I want to show $2!\,4!\,6!\cdots (2n)!\geq\left((n+1)!\right)^n.$
Assume that it holds for some positive integer $k\geq 1$ and we will prove,
$2!\,4!\,6!\cdots (2k+2)!\geq\left((k+2)!\right)^{k+1}$.
Then we have \begin{eqnarray} 2!\,4!\,6!\cdots (2k+2)! = (2!\,4!\,6!.....(2k)!)((2k+2)^k)((2k+1)^k) \hspace{2cm} (1). \end{eqnarray}
Does (1) hold?
EDIT
So this is what I came up with.
I want to show $2!\,4!\,6!\cdots (2n)!\geq\left((n+1)!\right)^n.$
Assume that it holds for some positive integer $k\geq 1$ and we will prove,
$2!\,4!\,6!\cdots (2k+2)!\geq\left((k+2)!\right)^{k+1}$.
If we represent the LHS as [(2*1)(4*3*2*1)(6*5*4*3*2*1).....((2k+2))((2k+1))((2k!))]
we notice that (2*1)[(4*3)(6*5)......(2k+2)(2k+1)][(2*1)(4*3*2*1).....(2k!)]
Noticing that (2*1)[(4*3)(6*5)......(2k+2)(2k+1)]=(2k+2)! and using the inductive hypothesis we have
[(2*1)(4*3*2*1)(6*5*4*3*2*1).....((2k+2))((2k+1))((2k!))]=> [(2k+2)!] ([(K+1)!]^K)

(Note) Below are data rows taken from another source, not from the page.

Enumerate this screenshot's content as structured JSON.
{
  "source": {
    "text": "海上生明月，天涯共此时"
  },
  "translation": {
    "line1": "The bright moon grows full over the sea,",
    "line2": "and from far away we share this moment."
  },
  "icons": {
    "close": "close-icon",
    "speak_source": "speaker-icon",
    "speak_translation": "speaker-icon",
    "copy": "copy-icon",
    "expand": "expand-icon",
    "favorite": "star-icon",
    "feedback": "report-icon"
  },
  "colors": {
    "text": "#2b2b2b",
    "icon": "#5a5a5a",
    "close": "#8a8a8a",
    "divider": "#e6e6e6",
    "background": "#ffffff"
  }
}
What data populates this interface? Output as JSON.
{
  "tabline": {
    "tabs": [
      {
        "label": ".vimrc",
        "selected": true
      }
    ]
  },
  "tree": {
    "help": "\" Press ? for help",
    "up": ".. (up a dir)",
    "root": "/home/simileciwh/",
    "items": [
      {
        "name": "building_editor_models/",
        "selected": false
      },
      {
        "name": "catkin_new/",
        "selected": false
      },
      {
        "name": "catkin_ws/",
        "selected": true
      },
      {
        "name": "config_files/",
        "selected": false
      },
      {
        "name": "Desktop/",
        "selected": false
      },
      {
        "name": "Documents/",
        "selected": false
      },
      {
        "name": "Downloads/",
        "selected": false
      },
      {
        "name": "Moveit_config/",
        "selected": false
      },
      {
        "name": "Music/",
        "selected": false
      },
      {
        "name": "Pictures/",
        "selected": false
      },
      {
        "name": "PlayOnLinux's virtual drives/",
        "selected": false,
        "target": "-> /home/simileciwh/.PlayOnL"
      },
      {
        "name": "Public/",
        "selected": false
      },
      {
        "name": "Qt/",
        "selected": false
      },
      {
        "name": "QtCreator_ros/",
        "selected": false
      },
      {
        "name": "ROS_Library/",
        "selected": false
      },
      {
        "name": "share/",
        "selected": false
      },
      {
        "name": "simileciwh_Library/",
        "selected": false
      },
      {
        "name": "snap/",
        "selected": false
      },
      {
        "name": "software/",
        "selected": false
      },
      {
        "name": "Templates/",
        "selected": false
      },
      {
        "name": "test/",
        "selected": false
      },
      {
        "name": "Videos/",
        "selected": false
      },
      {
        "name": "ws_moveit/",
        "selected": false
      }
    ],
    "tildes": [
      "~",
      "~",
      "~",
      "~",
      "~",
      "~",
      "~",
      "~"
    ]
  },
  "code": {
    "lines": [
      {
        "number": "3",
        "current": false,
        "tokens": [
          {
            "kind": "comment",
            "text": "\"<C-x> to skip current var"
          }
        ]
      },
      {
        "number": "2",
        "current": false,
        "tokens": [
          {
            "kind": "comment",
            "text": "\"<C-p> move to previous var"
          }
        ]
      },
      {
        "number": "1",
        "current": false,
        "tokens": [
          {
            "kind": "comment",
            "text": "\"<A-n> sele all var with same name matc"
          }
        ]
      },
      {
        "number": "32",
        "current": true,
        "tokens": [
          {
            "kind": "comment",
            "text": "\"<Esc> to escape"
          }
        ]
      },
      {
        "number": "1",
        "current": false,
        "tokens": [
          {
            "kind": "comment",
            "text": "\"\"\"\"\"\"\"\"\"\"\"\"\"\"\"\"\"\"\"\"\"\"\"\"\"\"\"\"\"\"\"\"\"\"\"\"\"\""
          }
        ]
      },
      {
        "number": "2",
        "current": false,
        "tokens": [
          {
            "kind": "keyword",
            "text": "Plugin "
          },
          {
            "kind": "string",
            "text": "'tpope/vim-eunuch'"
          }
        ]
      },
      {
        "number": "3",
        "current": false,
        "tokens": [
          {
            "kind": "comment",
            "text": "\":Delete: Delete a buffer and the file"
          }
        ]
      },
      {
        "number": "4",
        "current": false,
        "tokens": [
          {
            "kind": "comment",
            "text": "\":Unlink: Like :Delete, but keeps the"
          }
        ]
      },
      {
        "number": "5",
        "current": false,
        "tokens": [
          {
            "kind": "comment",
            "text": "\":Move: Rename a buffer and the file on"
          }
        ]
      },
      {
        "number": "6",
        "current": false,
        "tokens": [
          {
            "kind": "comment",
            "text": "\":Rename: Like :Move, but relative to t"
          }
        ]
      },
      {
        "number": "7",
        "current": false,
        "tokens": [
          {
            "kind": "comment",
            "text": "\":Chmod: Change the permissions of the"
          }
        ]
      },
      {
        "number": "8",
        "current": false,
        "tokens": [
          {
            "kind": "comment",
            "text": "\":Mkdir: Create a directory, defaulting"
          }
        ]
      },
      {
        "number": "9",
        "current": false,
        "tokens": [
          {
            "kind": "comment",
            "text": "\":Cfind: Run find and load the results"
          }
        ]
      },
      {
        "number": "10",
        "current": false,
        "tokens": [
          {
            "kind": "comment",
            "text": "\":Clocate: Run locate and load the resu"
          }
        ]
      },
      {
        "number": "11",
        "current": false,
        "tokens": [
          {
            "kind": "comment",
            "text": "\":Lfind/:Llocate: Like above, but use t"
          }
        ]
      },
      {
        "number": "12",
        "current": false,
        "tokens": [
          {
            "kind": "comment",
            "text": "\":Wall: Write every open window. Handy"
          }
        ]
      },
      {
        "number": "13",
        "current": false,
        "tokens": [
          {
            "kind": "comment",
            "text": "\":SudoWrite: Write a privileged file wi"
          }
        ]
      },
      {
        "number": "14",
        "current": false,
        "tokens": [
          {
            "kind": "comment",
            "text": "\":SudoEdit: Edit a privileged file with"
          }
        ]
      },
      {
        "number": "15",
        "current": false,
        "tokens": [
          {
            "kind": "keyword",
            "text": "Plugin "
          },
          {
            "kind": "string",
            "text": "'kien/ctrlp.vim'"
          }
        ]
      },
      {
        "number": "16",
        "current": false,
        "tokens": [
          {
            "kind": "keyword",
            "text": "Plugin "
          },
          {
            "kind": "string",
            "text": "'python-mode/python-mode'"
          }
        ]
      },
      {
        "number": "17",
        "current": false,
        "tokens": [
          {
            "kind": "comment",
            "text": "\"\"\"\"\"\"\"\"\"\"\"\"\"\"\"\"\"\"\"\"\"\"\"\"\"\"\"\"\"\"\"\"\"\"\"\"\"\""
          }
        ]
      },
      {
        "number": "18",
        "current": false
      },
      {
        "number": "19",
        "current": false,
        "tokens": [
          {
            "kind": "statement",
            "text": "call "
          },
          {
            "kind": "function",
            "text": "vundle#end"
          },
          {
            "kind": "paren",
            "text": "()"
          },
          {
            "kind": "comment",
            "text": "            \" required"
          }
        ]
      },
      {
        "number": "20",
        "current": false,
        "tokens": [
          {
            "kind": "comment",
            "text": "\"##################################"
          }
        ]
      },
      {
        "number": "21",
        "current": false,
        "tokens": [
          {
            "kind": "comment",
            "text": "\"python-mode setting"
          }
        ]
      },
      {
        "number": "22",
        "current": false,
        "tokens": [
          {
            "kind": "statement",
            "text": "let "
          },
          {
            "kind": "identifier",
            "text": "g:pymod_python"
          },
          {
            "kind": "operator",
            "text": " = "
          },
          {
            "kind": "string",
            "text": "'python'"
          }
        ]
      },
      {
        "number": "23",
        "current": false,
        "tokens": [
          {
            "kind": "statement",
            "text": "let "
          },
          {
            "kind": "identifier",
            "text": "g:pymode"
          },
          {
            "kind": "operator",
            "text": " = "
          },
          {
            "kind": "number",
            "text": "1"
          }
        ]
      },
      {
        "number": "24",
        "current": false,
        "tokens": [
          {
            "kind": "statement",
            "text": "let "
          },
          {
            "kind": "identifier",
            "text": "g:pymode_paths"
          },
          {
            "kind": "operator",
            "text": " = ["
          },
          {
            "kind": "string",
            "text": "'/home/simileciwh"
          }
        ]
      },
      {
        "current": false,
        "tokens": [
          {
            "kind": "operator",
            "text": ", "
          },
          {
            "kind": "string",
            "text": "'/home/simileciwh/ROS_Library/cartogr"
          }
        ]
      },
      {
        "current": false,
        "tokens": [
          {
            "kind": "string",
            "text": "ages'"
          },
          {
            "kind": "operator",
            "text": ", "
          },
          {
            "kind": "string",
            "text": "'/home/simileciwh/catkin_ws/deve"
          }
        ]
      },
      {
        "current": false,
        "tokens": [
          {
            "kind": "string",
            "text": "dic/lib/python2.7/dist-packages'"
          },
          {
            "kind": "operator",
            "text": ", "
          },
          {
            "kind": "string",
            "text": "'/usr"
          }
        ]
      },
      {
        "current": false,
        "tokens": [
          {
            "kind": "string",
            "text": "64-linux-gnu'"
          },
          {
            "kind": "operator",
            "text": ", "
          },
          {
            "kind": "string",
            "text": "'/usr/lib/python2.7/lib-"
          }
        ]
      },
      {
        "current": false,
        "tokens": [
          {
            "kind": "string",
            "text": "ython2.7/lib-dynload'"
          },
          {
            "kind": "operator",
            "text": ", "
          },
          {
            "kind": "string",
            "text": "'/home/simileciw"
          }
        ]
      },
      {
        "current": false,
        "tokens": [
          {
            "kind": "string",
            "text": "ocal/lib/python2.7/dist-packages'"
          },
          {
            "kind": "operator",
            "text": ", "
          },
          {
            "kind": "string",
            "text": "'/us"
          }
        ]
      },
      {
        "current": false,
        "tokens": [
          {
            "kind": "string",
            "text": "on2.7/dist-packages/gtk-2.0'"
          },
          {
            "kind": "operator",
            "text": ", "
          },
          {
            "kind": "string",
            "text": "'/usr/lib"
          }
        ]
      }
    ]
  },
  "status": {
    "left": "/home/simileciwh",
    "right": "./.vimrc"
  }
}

and then from there we show that it is greater than or equal to [(K+2)!]^(K+1).
Is this correct?
No, $(1)$ does not hold. If $2k+1$ is prime, the left side has one factor of $2k+1$ while the right side has $k$ of them, so they are not equal. I suspect you have not written what you intended, but the editing seems to be correct to the original question.